Again, I want to be clear I'm not trying to come down or attack you personally, I just feel like this statement gets thrown around a lot without a care in the world for the effort involved. I've had it said to me, I put in the time to clean up a project enough to open source, and no one touched it again as far as I can tell. That's more than a little disheartening.


I'm definitely coming from both a place of naivety and optimism. No offense intended, in fact it's intended as respect for what appears to be a service that has legitimate use and reason to exist, hence it would be a shame for it to be extinguished entirely.


a coughing decade of work and history the owner previously volunteered to host is going to be tossed the cough away into the coughing bit bucket with no recourse once again


Oh no, is this a new variant?!


I would like to help rebuild txti.es if you are interested. I'm developing an identity system - with reputation - to keep bad people out. No cost, easy to use. Makes it increasingly hard to get a burner identity. Not finished but probably be usable. Micro-billing - so you can charge 0.10 {cents,euros,marks,francs or dracmas} per month/week/etc, is also in the work. email to arthurgarbanzo at gmail.com if interested. I will do the work as I am trying prove the concept.

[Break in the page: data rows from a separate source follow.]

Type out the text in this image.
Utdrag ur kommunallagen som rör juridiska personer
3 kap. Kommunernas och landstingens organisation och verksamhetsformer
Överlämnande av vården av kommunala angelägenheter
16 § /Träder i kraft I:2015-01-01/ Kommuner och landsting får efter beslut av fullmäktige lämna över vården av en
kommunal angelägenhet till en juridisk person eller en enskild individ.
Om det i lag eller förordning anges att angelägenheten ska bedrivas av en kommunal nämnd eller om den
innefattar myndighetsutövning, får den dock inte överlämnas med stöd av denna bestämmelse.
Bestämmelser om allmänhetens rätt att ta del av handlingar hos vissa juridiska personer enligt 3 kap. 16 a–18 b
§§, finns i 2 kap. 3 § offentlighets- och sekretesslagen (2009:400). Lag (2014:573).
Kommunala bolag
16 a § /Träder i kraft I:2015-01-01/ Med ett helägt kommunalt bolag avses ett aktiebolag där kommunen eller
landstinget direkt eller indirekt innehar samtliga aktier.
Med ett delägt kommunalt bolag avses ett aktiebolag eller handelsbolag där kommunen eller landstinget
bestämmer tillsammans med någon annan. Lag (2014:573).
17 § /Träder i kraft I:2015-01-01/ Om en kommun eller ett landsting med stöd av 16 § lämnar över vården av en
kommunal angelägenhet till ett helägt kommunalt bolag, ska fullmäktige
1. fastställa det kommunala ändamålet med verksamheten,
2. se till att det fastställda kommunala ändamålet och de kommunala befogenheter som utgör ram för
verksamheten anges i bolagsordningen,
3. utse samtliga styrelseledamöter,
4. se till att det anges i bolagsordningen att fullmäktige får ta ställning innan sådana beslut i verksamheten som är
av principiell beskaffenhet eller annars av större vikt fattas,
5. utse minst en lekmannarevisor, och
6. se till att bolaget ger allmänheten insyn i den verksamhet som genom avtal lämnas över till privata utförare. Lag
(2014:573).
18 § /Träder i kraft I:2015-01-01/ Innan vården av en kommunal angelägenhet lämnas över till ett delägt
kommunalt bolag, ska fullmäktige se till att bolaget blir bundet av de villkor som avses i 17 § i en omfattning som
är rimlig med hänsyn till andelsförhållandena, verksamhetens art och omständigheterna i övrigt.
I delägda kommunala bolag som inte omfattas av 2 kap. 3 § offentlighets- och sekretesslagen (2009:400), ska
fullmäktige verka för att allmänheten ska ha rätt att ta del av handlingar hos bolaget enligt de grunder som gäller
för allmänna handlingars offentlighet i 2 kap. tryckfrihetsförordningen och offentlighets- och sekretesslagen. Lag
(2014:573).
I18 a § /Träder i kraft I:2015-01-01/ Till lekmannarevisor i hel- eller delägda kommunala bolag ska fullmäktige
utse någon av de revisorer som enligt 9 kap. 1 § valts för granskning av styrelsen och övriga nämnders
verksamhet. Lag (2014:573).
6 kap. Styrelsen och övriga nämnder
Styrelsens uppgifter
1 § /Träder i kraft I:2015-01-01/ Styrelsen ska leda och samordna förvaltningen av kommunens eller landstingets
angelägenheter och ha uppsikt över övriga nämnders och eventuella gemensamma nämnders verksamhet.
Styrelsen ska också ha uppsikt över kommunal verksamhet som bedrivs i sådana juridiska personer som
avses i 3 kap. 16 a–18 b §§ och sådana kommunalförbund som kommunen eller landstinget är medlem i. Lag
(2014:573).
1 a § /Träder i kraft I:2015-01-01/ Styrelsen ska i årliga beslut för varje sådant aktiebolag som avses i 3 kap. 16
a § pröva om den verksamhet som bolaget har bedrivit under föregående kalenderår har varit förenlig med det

I wonder how one would implement a reputation-based accounts system, something like lobste.rs has. To get an account, you need to be invited by someone who already has one, and if you get banned, all your children and N levels of parents get banned too.


> N levels of parents get banned too

I would simply never invite anyone. There has to be a moderate amount of "forgiveness" for people who can reasonably be thought not to have invited a deliberate spammer.


That's fine. A system like that doesn't depend on intent.


It's not fine, because a system that incentivizes that behavior from its members means that you and I won't ever get invited!


I love this concept, this seems quite needed in the near future as accounts that seem human will proliferate.


Bluesky does this according to their FAQ:

>Occasionally, when we take action to moderate an account, we may revoke invite codes from that account and other accounts in the same invite tree.

https://blueskyweb.xyz/blog/5-19-2023-user-faq


> all your children and N levels of parents get banned too.

This never works. Like black SEO, where the competition deliberately does "forbidden SEO" things just to blacklist you.


Why doesn't it work?


I love the design of this shutdown notice. No logo, it just starts with the text, it even doesn't have excessive padding. Makes me question why the first thing Hacker News (like all websites) has been telling me for years is that it's Hacker News, with a logo and with text. I know what website I'm on.


rentry.org might be a suitable replacement for some.


Rentry has an excellent UX but they haven't registered with dmca.copyright.gov so I'd be wary of setting things up there in case the site craps itself like Cohost and Hive Social.


any idea what form did the bad actor take?


In concrete not, for the past:

txti @txties 28. März 2020: "Txti is currently down because some folks can’t follow rules and have created phishing or other malicious pages."

<https://twitter.com/txties/status/1243879222206246912>

The "rules" may relate to txti Terms of Service found <http://txti.es/terms>


I’m guessing the admin stopped caring as much about the mission of the site, which actually seems quite compelling, or it wasn’t as profitable as they thought, and was looking for a reason to divest themselves of it. Spam is hard to fight, it does suck in that manner, but certainly possible and certainly pulling the plug on an otherwise passion project screams “don’t care anymore.”


Personally I didn't wanted to invite to more guesses, however if this was because of any of those reasons, it does not look to me there was anyone in a hurry:

txti @txties 15. Juni 2020: "I realize txti is broken at the moment, and I'm going to try to fix it. Truth is, I haven't really been doing web development for a few years and projects like txti have unfortunately taken a back seat to life."


It was free to use.


Highly likely just phishing and SEO spam.


A guess would be people using it for spam / scam landing pages.